Search code examples
matlabexponentiation

Why does MATLAB's element-wise exponentiation speed up for 512 elements?


MATLAB's power function to calculate element-wise exponential for a constant base and an array of exponents becomes noticeably faster when the size of the array becomes 512. I expected to see the computation time increase with the input size, however, there is a noticeable drop when there are 512 elements in the array of exponents.

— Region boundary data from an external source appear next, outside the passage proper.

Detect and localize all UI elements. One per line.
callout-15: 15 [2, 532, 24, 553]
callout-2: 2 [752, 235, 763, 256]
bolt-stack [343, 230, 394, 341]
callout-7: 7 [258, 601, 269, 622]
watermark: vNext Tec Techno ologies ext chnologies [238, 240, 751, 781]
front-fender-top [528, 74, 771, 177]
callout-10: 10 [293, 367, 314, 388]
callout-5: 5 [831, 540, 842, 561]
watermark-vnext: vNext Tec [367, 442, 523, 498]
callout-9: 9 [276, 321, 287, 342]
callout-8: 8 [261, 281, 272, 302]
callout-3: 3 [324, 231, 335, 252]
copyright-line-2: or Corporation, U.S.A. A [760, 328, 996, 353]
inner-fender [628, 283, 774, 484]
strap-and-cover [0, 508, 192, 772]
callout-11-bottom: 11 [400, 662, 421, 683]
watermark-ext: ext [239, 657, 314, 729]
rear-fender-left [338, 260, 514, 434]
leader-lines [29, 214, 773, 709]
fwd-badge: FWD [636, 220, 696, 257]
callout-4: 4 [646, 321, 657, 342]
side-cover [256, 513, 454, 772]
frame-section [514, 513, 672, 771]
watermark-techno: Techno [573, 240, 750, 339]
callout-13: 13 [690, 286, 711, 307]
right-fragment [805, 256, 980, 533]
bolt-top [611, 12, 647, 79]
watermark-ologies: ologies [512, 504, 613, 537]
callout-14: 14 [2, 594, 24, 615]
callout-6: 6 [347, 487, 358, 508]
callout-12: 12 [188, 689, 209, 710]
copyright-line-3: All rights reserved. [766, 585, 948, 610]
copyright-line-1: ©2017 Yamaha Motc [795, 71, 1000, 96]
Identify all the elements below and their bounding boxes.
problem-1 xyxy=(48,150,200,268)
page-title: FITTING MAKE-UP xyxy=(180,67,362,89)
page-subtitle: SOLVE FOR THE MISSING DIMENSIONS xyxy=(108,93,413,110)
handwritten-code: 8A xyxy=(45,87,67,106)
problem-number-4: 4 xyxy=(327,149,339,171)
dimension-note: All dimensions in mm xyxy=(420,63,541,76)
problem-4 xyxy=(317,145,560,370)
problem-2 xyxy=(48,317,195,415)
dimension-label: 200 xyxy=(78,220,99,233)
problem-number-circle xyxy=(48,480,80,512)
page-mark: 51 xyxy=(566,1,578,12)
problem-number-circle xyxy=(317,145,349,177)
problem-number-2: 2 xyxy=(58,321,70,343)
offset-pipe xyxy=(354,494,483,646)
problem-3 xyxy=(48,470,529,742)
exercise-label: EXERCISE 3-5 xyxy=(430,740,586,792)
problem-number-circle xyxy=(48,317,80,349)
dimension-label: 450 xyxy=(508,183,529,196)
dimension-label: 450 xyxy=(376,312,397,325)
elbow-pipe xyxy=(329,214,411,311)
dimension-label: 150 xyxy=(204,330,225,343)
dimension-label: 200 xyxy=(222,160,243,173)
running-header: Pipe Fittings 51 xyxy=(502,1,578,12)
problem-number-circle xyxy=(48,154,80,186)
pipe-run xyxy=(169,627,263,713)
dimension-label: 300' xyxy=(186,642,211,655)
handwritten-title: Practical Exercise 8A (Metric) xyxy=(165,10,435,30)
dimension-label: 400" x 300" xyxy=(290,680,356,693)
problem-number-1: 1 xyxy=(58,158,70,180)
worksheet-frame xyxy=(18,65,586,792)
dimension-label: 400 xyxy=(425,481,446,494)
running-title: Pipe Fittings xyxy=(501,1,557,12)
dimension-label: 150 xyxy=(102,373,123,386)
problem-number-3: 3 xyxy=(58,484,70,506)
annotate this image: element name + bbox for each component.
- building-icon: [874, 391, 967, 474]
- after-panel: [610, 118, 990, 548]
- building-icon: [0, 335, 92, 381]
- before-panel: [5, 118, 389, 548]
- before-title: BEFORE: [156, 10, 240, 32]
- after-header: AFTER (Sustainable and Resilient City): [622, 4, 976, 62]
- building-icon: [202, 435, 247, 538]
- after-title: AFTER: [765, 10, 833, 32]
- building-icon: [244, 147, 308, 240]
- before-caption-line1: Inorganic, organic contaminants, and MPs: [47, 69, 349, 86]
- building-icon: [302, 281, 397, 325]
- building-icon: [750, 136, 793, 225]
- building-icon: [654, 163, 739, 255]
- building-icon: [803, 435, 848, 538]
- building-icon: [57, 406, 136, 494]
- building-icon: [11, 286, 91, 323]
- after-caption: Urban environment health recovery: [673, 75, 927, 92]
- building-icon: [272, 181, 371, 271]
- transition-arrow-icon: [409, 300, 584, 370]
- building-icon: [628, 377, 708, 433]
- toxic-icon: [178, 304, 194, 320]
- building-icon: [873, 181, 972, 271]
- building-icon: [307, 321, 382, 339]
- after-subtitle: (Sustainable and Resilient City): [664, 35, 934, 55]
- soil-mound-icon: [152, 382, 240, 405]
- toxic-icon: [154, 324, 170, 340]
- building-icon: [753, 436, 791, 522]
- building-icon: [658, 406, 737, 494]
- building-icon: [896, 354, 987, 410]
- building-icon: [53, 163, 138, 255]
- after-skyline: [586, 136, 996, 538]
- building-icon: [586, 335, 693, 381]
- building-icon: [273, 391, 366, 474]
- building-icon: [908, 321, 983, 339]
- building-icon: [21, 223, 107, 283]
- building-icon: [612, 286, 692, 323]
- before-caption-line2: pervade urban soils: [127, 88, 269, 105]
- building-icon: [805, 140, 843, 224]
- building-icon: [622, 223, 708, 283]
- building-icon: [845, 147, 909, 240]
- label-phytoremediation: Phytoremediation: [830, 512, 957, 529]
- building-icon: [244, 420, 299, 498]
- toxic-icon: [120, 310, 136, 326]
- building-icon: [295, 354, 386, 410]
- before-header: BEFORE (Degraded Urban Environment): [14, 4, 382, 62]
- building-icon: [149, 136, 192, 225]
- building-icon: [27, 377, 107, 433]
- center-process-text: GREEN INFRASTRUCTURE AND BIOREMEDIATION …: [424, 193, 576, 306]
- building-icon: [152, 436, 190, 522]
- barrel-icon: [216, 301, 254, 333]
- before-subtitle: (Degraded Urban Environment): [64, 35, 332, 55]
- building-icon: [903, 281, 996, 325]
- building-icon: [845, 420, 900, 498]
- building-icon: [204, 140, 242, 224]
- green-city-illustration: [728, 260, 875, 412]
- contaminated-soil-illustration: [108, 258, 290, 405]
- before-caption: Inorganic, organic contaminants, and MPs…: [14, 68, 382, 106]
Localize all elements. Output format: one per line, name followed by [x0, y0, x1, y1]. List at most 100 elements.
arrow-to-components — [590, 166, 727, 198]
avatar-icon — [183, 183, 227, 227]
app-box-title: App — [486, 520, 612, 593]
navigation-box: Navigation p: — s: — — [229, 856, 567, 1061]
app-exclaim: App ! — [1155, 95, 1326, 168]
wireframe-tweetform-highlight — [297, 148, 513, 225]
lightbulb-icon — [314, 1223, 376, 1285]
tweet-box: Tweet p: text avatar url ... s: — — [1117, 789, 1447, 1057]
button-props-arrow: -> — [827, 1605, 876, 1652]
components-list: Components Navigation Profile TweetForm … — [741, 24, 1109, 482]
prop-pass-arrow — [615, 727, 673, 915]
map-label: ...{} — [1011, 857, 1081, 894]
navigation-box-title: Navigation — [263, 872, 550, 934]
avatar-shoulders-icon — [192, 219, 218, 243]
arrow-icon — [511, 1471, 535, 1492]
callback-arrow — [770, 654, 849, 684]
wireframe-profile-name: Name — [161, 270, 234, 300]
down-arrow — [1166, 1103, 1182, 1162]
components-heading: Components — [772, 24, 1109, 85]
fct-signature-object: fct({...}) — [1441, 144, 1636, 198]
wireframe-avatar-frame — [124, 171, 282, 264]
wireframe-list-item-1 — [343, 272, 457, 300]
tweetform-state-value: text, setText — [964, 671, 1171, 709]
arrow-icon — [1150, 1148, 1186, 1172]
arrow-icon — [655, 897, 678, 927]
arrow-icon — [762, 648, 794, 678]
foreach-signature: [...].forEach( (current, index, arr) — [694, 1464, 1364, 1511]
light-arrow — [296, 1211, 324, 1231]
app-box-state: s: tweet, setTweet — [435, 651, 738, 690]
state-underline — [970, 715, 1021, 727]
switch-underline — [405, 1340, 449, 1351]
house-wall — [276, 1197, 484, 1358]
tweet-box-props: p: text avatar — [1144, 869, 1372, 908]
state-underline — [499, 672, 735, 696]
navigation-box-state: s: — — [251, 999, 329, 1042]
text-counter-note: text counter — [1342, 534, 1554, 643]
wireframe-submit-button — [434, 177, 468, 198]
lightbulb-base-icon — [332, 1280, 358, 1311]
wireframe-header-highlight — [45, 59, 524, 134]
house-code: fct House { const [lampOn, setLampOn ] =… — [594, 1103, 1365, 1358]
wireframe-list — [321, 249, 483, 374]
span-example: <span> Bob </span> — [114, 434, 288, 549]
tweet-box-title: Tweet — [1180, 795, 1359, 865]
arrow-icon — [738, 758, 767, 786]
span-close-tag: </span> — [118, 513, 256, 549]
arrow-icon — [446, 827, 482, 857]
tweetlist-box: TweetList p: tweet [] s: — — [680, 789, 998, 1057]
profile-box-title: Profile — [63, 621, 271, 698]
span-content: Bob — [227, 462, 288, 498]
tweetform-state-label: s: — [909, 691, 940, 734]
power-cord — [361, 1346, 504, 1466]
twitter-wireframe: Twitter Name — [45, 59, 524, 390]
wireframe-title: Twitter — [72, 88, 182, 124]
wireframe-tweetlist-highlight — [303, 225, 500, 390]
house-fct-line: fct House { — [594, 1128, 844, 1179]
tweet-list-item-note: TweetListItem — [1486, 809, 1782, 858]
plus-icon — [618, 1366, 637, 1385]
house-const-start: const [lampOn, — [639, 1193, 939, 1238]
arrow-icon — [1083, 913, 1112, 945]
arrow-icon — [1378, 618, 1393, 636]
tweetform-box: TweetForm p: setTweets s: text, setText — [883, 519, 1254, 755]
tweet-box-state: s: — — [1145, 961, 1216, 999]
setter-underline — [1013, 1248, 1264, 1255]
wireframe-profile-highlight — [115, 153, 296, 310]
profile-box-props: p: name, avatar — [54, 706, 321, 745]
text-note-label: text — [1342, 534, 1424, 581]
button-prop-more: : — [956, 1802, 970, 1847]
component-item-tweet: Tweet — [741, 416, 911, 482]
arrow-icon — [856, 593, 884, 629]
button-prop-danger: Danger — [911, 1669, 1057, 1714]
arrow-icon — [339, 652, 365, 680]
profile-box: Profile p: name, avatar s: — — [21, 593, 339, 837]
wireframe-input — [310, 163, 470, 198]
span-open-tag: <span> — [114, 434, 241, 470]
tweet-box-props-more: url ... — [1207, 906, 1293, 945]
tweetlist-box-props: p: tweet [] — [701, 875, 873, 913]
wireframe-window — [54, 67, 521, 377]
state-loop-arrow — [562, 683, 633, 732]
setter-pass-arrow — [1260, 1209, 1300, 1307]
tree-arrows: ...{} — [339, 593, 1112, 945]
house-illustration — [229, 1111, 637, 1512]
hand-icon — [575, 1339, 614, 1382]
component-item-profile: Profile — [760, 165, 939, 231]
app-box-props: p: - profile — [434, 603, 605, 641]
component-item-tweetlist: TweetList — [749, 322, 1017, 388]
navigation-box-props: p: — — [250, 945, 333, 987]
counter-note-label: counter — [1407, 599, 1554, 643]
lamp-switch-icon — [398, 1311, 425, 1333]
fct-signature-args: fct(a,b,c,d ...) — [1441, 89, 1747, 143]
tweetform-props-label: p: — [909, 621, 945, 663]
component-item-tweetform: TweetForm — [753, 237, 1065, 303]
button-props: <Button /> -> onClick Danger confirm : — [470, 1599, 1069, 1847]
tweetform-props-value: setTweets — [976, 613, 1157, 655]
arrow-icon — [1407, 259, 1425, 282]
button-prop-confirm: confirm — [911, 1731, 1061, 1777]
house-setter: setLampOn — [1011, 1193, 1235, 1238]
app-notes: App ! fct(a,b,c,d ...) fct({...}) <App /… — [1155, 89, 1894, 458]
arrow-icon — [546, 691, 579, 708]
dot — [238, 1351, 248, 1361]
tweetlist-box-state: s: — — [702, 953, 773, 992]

Here is a sample code

x_list = 510:514;
for i = 1:numel(x_list)
    x = x_list(i);
    tic
    for j = 1:10000
        y = power(2,1:x); 
    end
    toc
end

The output of the code is

Elapsed time is 0.397649 seconds.
Elapsed time is 0.403687 seconds.
Elapsed time is 0.318293 seconds.
Elapsed time is 0.238875 seconds.
Elapsed time is 0.175525 seconds.

What is happening here?

image


Solution

  • I see the same effect using random numbers for the exponent, as I see using integers in the range 1:n:

    x = 500:540;
    t = zeros(size(x));
    for ii = 1:numel(x)
        %m = 1:x(ii);
        m = 500*rand(1,x(ii));
        t(ii) = timeit(@()power(2,m));
    end
    plot(x,t)
    

    graph showing jump down in execution time around 512

    When forcing MATLAB to use a single thread with maxNumCompThreads(1), and running the code above again, I see this graph instead (note the y-axis, the peaks are just noise):

    graph not showing the jump at 512

    It looks to me that MATLAB uses a single core to compute the exponent of 511 values, and fires up all cores if the matrix is larger. There is an overhead in using multithreading, it is not worth while to do so for small arrays. The exact point where the overhead is balanced by the time savings depends on many factors, and so hard-coding a fixed threshold for when to switch to multithreaded computation leads to a jump in execution time on systems with different characteristics to those of the system where the threshold was determined.

    Note that @norok2 is not seeing this same jump because on their system MATLAB was limited to a single thread.